Um “insulto” que é uma lição para a vida

por Ferreira Fernandes

fonte: DN – Opinião/Portugal

A África do Sul está a organizar a Taça das Confederações com equipas de todos os continentes. Pelo que já se viu, as oito selecções não darão grandes lições de futebol. Mas os jornalistas presentes, vindos de todo o mundo, tiveram direito a um curso intensivo sobre jornalismo. Ou, melhor, receberam esta lição básica para qualquer homem que queira entender o que o rodeia: não saber, é mau; mas não saber e julgar saber é muito pior.

Tudo começou no jogo de abertura, África do Sul-Iraque. As atenções centravam-se na equipa da casa, que vai ser hospedeira do próximo Campeonato Mundial, já para o ano. Não foi bonito de se ver, a África do Sul não é no futebol o que é na produção de ouro ou no râguebi – uma potência mundial. Sem estrelas e sem fio de jogo, foi uma desilusão.

Como não havia táctica de losango digna de estudo nem médio ala que encantasse, começou a perfurar pelos jornalistas fora aquilo que dorme no interior de todos eles: o sociólogo. O que os jornalistas viram e ouviram, no relvado e nas bancadas, levou-os a uma conclusão dolorosa.
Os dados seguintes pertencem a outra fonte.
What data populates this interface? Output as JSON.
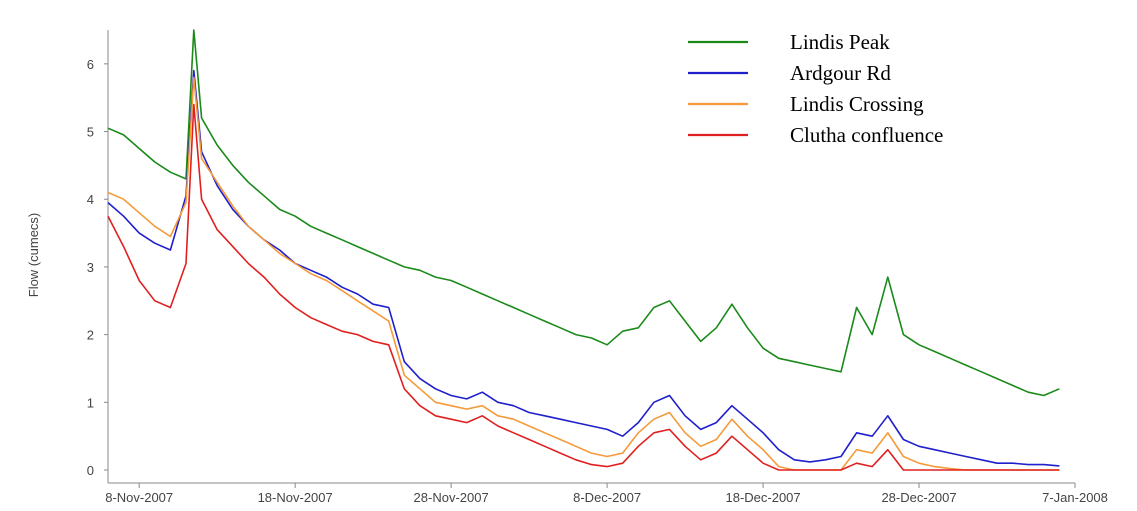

Entre os bafana bafana, os futebolistas da selecção sul-africana, entre aquela maré negra, destacava-se o defesa central Matthew Booth. Além do seu 1,98m (o mais alto da equipa) e da sua cabeça brilhante de rapada, era o único branco da equipa. Os olhos dos jornalistas notaram também que, nas bancadas, a supremacia dos negros sobre os brancos ultrapassava a relação de oito para um, que existe no país. Na África do Sul, o râguebi é a paixão dos brancos e o futebol, a dos negros.

Ora a esses dados visuais juntava-se um som: buuuuuuuuuuuu! De cada vez que os jornalistas viam o defesa central branco tocar na bola, _42352075_africa4viam também os espectadores alarmarem-se e deles vinha aquele som intenso que em todos os estádios é considerado insulto, vitupério, xingadela. O claro desaforo de que o pobre atleta branco era alvo por parte da multidão negra era sublinhado pelo uso barulhento dos vuvuzela, as trompetas feitas de corno dos veados kudus.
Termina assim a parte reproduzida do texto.